Uluslararası Enerji Ajansı'nın (IEA) belirttiği politikalar senaryosuna (STEPS) göre de metal talebi iki katına çıkabilir. Hükümetlerin tüm ilan edilen hedeflere ulaşacağını varsayan “İlan Edilen Taahhütler Senaryosu (APS)” ile bu üç katına bile çıkabilir. Bakır’ın 2 kat ve lityumun 7 kat ile en çok talep gören metaller olması ve bunun da sektörde daha yüksek fiyatlar görülmesine yol açabileceği raporda verilen bilgiler arasında yer alıyor.

METAL SEKTÖRÜ SÜRDÜRÜLEBİLİRLİK BASKISI ALTINDA

Rapora göre metal şirketleri üzerinde, su kullanımı, kirlilik ve biyolojik çeşitlilik etkileri ile ilgili ESG düzenlemelerine yönelik baskılar artıyor. Dolayısıyla sektördeki firmaların bu doğrultuda büyük sermaye harcamaları yapmaları gerektiği sektörün zayıf noktalarından biri olarak gösteriliyor. Türk metal üreticilerinin de bu trende ayak uydurarak tedarik zinciri risklerini azaltmak ve mevcut sorunları gidermek için yenilikçi ve sofistike yaklaşımlar geliştirmesi gerektiği öne çıkıyor.  

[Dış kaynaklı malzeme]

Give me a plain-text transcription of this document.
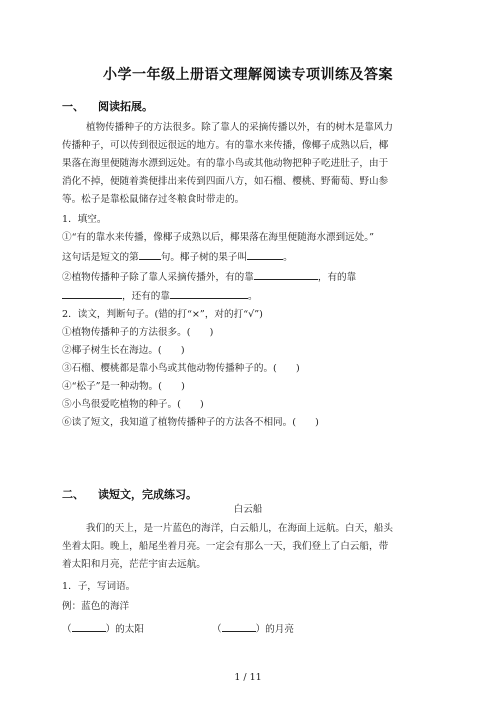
小学一年级上册语文理解阅读专项训练及答案
一、 阅读拓展。
植物传播种子的方法很多。除了靠人的采摘传播以外，有的树木是靠风力
传播种子，可以传到很远很远的地方。有的靠水来传播，像椰子成熟以后，椰
果落在海里便随海水漂到远处。有的靠小鸟或其他动物把种子吃进肚子，由于
消化不掉，便随着粪便排出来传到四面八方，如石榴、樱桃、野葡萄、野山参
等。松子是靠松鼠储存过冬粮食时带走的。
1．填空。
①“有的靠水来传播，像椰子成熟以后，椰果落在海里便随海水漂到远处。”
这句话是短文的第 句。椰子树的果子叫	。
②植物传播种子除了靠人采摘传播外，有的靠	，有的靠
，还有的靠	。
2．读文，判断句子。(错的打“×”，对的打“√”)
①植物传播种子的方法很多。(　　)
②椰子树生长在海边。(　　)
③石榴、樱桃都是靠小鸟或其他动物传播种子的。(　　)
④“松子”是一种动物。(　　)
⑤小鸟很爱吃植物的种子。(　　)
⑥读了短文，我知道了植物传播种子的方法各不相同。(　　)
二、 读短文，完成练习。
白云船
我们的天上，是一片蓝色的海洋，白云船儿，在海面上远航。白天，船头
坐着太阳。晚上，船尾坐着月亮。一定会有那么一天，我们登上了白云船，带
着太阳和月亮，茫茫宇宙去远航。
1．子，写词语。
例：蓝色的海洋
（	）的太阳	（	）的月亮
1 / 11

Allianz Trade Kredi İstihbarat Genel Müdür Yardımcısı ve İcra Kurulu Üyesi Altuğ Karagöz, cari yılda Ocak-Nisan döneminde Türkiye’nin ihracat verileri yüzde 1,1 artış gösterirken, Demir ve Demir Dışı Metaller sektörü ihracatının geçtiğimiz yılın aynı dönemine göre yüzde 8 düştüğüne dikkat çekti.

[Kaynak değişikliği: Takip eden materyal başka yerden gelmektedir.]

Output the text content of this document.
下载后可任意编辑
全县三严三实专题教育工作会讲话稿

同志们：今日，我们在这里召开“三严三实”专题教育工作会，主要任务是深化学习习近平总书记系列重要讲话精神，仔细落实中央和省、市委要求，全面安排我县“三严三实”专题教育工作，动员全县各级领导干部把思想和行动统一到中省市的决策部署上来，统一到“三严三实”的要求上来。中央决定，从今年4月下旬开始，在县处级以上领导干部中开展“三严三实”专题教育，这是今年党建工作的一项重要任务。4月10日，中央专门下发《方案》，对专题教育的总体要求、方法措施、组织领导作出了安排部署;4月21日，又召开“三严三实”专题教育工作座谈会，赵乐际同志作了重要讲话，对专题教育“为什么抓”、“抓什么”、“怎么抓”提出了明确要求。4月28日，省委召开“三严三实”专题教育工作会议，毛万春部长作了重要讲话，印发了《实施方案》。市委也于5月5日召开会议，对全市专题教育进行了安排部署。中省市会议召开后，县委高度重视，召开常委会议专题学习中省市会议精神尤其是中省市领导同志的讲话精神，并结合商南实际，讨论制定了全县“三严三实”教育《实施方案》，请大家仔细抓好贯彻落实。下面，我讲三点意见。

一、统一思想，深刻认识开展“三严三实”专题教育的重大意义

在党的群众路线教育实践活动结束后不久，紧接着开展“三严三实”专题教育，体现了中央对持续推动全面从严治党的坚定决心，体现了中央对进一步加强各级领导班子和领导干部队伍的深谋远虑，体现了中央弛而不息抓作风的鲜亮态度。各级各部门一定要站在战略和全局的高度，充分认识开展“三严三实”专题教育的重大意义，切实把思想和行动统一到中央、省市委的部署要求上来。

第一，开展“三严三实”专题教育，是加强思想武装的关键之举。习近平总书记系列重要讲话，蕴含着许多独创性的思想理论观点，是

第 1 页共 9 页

Karagöz, "Türkiye’nin demir ve demir dışı metaller sektöründeki ihracatında en büyük paya sahip olan Almanya’da GSYH, 2023 yılının 3. çeyreğindeki yüzde 0,3 küçülmenin ardından yılın son çeyreğinde de yüzde 0,2 küçüldü, böylelikle yıllık bazda yüzde 0,3 küçülme gerçekleşti. Önümüzdeki dönemde de ekonomik gerilemeler veya finansal krizler metal ürünlere olan talebi azaltabilir. Hükümet düzenlemeleri ve jeopolitik gerilimler dahil olmak üzere siyasi ve ekonomik gelişmeler, metal sektöründeki ticari faaliyetleri doğrudan etkileyebilir" dedi.